Así que si se extraviaban, ¡adiós que te vuelvo a ver…!
Salimos del dormitorio bajo el amparo de las penumbras de la noche
y la complicidad del ruido intermitente de la lluvia. Avanzábamos con
sigilo, tratando incluso de hacer menos perceptible la propia respiración, que en estas circunstancias parece aumentar en decibeles y hacerse tan sonora como un tambor.
Afuera, en la penumbra de la noche, el cielo se veía profundamente
gris, mientras el agua salpicaba el ambiente. Eso nos favorecía, porque
los guardias confrontan más problemas cuando realizan pesquisas en
medio de lluvias torrenciales y no en la claridad. Por ese lado, estábamos más tranquilos.
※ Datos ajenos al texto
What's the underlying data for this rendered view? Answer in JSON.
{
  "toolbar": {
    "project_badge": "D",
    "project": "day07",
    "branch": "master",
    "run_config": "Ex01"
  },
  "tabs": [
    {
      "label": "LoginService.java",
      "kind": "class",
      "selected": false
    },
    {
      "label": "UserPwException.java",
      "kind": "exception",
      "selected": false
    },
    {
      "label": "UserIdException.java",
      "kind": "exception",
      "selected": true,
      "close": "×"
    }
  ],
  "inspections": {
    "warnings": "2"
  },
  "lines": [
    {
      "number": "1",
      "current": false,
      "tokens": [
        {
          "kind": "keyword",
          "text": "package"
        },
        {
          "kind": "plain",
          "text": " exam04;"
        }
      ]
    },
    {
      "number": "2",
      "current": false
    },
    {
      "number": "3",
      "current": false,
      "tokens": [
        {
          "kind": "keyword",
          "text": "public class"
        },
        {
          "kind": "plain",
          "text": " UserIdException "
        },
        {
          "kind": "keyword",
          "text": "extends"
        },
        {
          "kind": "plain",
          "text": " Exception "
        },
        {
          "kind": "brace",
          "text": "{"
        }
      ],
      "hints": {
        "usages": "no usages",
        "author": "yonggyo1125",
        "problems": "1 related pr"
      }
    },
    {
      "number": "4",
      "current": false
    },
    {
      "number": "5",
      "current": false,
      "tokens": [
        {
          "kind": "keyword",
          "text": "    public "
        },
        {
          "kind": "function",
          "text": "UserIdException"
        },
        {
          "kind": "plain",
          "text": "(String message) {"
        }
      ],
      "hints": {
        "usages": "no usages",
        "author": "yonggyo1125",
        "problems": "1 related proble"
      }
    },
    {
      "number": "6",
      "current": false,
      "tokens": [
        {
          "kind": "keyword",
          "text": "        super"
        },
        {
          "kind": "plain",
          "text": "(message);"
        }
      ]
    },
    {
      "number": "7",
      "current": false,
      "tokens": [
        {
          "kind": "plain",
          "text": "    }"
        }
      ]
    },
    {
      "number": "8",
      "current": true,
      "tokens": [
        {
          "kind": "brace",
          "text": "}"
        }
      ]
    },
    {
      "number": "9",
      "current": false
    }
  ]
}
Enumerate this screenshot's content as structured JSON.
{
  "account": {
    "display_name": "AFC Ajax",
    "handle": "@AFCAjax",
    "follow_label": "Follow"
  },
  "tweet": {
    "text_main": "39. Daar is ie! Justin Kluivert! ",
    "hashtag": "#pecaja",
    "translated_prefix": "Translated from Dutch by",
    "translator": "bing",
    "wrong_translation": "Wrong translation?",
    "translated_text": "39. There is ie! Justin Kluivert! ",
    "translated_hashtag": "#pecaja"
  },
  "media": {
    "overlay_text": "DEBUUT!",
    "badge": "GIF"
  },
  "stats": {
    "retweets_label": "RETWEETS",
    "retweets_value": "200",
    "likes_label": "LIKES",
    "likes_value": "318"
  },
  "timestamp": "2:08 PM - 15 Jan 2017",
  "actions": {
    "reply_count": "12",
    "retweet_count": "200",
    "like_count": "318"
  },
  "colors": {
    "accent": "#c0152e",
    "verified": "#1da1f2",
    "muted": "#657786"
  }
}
Sin embargo, al doblar por uno de los costados y cruzar el área donde residían los guardias, un perro empezó a ladrar. Sentimos que se nos
helaba la sangre. Aterrado por lo que podría pasar, a mi hermano le
entró pavor y salió corriendo como alma en pena. No lo volveríamos
a ver.
En medio de la inquietud del momento yo sentía la adrenalina en aumento, pero también estaba decidido a coronar nuestra misión. Cuando no se teme a nada hasta las fieras obedecen, lo enfrenté con amor y
me le acerqué, con dos intenciones: si me atacaba lo apuñalaba ya que
iba armado para algo así, ya que desde días atrás había anticipado la
presencia del canino. Sin embargo, al confirmar su presencia, como
esas pesadillas que se hacen reales, en cuestión de segundos saqué de
mi bolsillo una presa de pollo que traía en el bolsillo. La había recogi14
do del plato del almuerzo envolviéndola en un pedazo de plástico. El
perro batió la cola amistosamente, y pareció olvidar nuestra presencia
mientras yo sentía que el alma me volvía al cuerpo.
Nuestros pasos, cada vez más sigilosos y rápidos, nos llevaron en
cuestión de segundos a un cementerio viejo que quedaba contiguo al
penal, en donde enterraban a los presos de la máxima prisión USP Terre
Haute, que allí fallecían. Aquellos que no teniendo a nadie, morían en
cautiverio pagando sus largas condenas o porque purgaban penas de
toda una vida.
En esas estábamos, cuando vi que de pronto Carlos Sánchez pisó en
falso al saltar sobre una tumba hueca y cayó al vacío produciendo al
tocar fondo un ruido pesado, como surgido de una película de terror. El
hombre, asustado, trataba de levantarse del hueco aquel. Se veía hasta
chistoso, porque en la caída perdió las gafas de culo de botellas que
traía y con las manos las buscaba a tientas en medio del aguacero tan
espantoso que caía.
Al verlo allá tirado, Mario me dijo: “¡Qué va! Hermano, ¡sigamos!”
“¡No! ¡El viene con nosotros!”, le repliqué con firmeza.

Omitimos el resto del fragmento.